I also agree with part III of the majority opinion which states that the scope of the EEOC investigation which could reasonably have been expected to grow out of Silver’s charge was sufficiently broad to encompass his allegation of blacklisting. EEOC regulations provide for the amendment of a charge to include additional unlawful practices “related to or growing out of the subject matter of the original charge.” See 29 C.F.R. § 1601.12(b) (1978); see also 29 C.F.R. § 1601.11(b) (1976). In August of 1976, two months after first contacting the EEOC, Silver sent to the district director a letter clearly charging Mohasco with circulating bad references. I agree with the position taken by amicus EEOC on appeal; whether viewed as an amendment to the earlier charge or as a new charge, this letter was sufficient to notify the EEOC that an investigation of blacklisting was called for. The EEOC’s failure to investigate this aspect of Silver’s complaint should not foreclose his access to a court hearing. To earn the right to sue, a Title VII complainant need only seek, in an appropriate manner, administrative relief. Failure to obtain relief at the administrative level is what prompts, rather than forecloses, the search for judicial relief.
Therefore, I would remand the case to the district court for a hearing on the blacklisting claims, which appear from the record to have been promptly filed with the EEOC. In addition, I would instruct the district court to reconsider, in light of our disposition on the blacklisting issue, whether there has been any assertion of a continuous pattern of discrimination that would work to save Silver’s charge of discriminatory discharge despite what I view as his failure to make a timely filing with the EEOC as to the discharge complaint. See Smith v. American President Lines, Ltd., 571 F.2d 102, 105-106 & nn. 5-6 (2d Cir. 1978).

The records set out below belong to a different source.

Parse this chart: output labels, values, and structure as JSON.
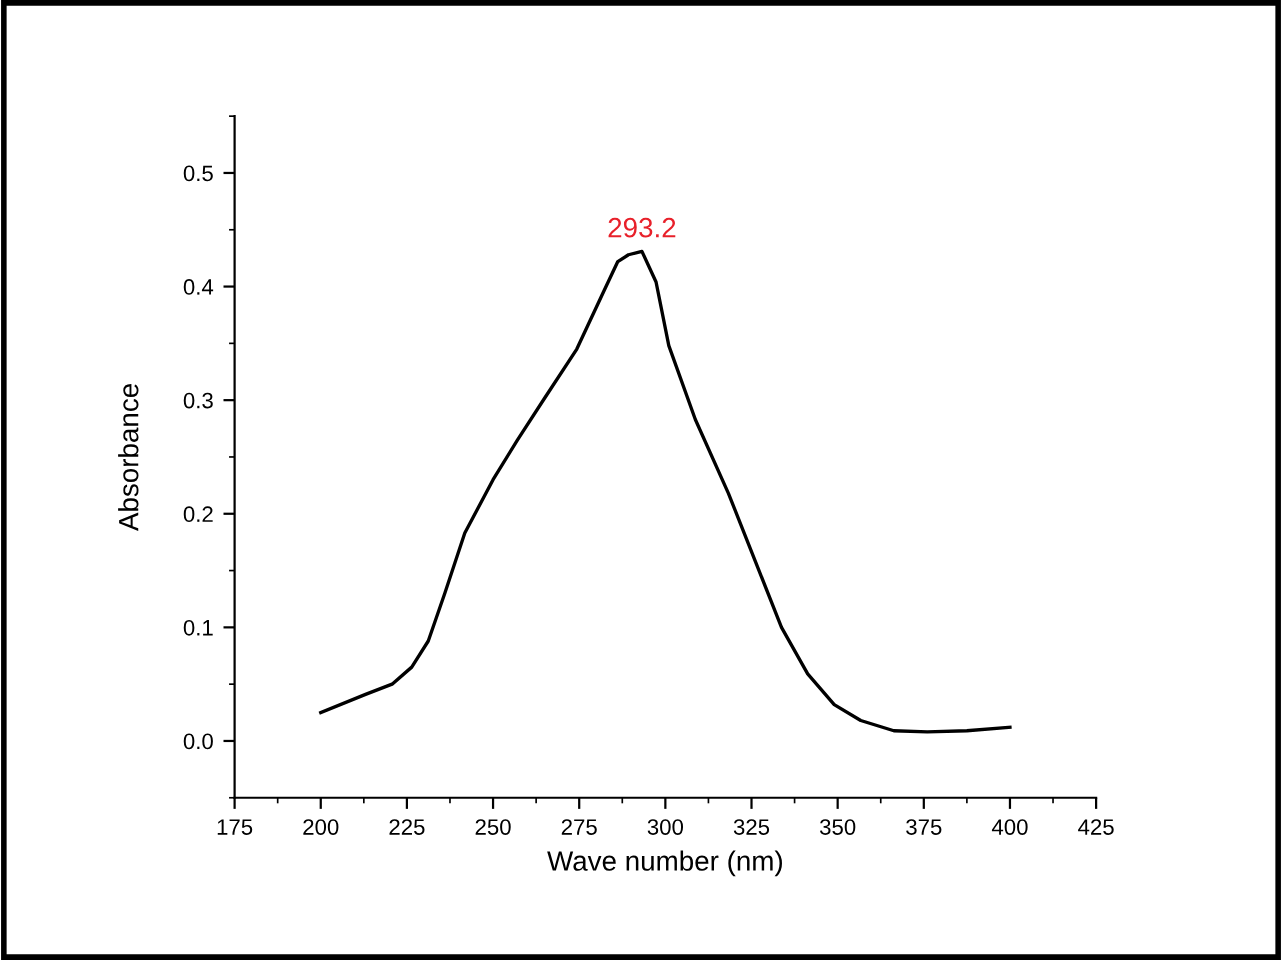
{
  "chart_data": {
    "type": "line",
    "xlabel": "Wave number (nm)",
    "ylabel": "Absorbance",
    "xlim": [
      175,
      425
    ],
    "ylim": [
      -0.05,
      0.55
    ],
    "xticks": [
      175,
      200,
      225,
      250,
      275,
      300,
      325,
      350,
      375,
      400,
      425
    ],
    "yticks": [
      {
        "value": 0,
        "label": "0.0"
      },
      0.1,
      0.2,
      0.3,
      0.4,
      0.5
    ],
    "grid": false,
    "marker": "none",
    "line_style": "solid",
    "annotations": [
      {
        "text": "293.2",
        "x": 293.2,
        "y": 0.431
      }
    ],
    "series": [
      {
        "color": "#000000",
        "x": [
          200,
          213,
          220.7,
          226.4,
          231.2,
          236,
          241.8,
          250,
          257.1,
          264.8,
          274.3,
          282,
          286.2,
          289.3,
          293.2,
          297.3,
          301,
          308.7,
          318.3,
          326,
          333.7,
          341.3,
          349,
          356.7,
          366.3,
          376,
          387.5,
          400
        ],
        "values": [
          0.025,
          0.041,
          0.05,
          0.065,
          0.088,
          0.13,
          0.183,
          0.23,
          0.265,
          0.301,
          0.345,
          0.395,
          0.422,
          0.428,
          0.431,
          0.404,
          0.348,
          0.283,
          0.218,
          0.159,
          0.1,
          0.059,
          0.032,
          0.018,
          0.009,
          0.008,
          0.009,
          0.012
        ]
      }
    ]
  }
}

. It is interesting to note that the Weise Court apparently assumed, in dictum, that the deferral process was to be completed within 300 days:

If the alleged unlawful employment practice occurs within a state or locality having a law prohibiting such a practice, an aggrieved person cannot file a charge with the EEOC until 60 days have elapsed after the commencement of such state or local proceedings. . Resort to the EEOC thereafter is conditioned on the filing of charges not more than 300 days after the occurrence of the alleged unlawful practice or 30 days after the termination of state or local proceedings, whichever is earlier.

Weise v. Syracuse University, 522 F.2d 397, 411 (2d Cir. 1975) (footnote and citation omitted) (emphasis added).